Public bug reported:

Now if we set neutron-server with 2 more workers or two neutron-server node behind a loadbalancer, then we live-migrate a VM will 
cause l2 pop failed(not always), the reason is that:
1. when nova finish live-migrating a VM, it update port host id to destination host
2. one neutron-server worker receive this request and do l2 pop, it check this port's host id was changed, but status is ACTIVE, then it
   record this port to its memory
3. when l2 agent scans this port, and update this port's status from ACTIVE->BUILD-ACTIVE, but another neutron-server worker    receive this RPC request, then l2 pop will fail for this port 


    def update_port_postcommit(self, context):
        ...
        if port['device_owner'] == const.DEVICE_OWNER_DVR_INTERFACE:
            if context.status == const.PORT_STATUS_ACTIVE:
                self._update_port_up(context)
            if context.status == const.PORT_STATUS_DOWN:
                agent_host = context.host
                fdb_entries = self._get_agent_fdb(
                        context, port, agent_host)
                self.L2populationAgentNotify.remove_fdb_entries(
                    self.rpc_ctx, fdb_entries)
        elif (context.host != context.original_host
            and context.status == const.PORT_STATUS_ACTIVE
            and not self.migrated_ports.get(orig['id'])):
            # The port has been migrated.

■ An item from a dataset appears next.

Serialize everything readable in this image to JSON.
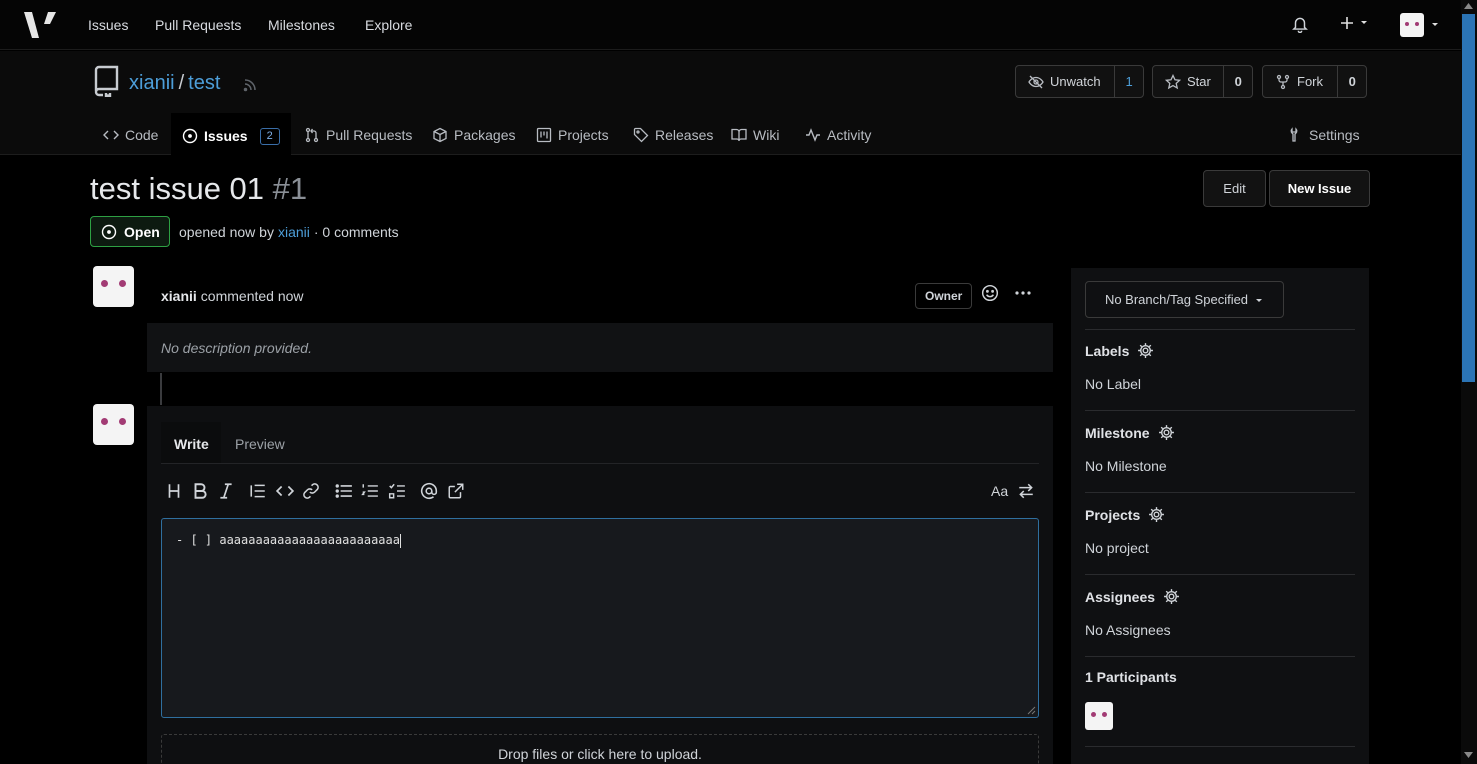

We have to store the original
            # binding to send appropriate fdb once the port will be set
            # on the destination host
            self.migrated_ports[orig['id']] = (
                (orig, context.original_host))

** Affects: neutron
     Importance: Undecided
         Status: New

-- 
You received this bug notification because you are a member of Yahoo!
Engineering Team, which is subscribed to neutron.
https://bugs.launchpad.net/bugs/1493341

Title:
  l2 pop failed if live-migrate a VM with multiple neutron-server
  workers

Status in neutron:
  New

Bug description:
  Now if we set neutron-server with 2 more workers or two neutron-server node behind a loadbalancer, then we live-migrate a VM will 
  cause l2 pop failed(not always), the reason is that:
  1. when nova finish live-migrating a VM, it update port host id to destination host
  2. one neutron-server worker receive this request and do l2 pop, it check this port's host id was changed, but status is ACTIVE, then it
     record this port to its memory
  3. when l2 agent scans this port, and update this port's status from ACTIVE->BUILD-ACTIVE, but another neutron-server worker    receive this RPC request, then l2 pop will fail for this port 

  
      def update_port_postcommit(self, context):
          ...
          if port['device_owner'] == const.DEVICE_OWNER_DVR_INTERFACE:
              if context.status == const.PORT_STATUS_ACTIVE:
                  self._update_port_up(context)
              if context.status == const.PORT_STATUS_DOWN:
                  agent_host = context.host
                  fdb_entries = self._get_agent_fdb(
                          context, port, agent_host)
                  self.L2populationAgentNotify.remove_fdb_entries(
                      self.rpc_ctx, fdb_entries)
          elif (context.host != context.original_host
              and context.status == const.PORT_STATUS_ACTIVE
              and not self.migrated_ports.get(orig['id'])):
              # The port has been migrated. We have to store the original
              # binding to send appropriate fdb once the port will be set
              # on the destination host
              self.migrated_ports[orig['id']] = (
                  (orig, context.original_host))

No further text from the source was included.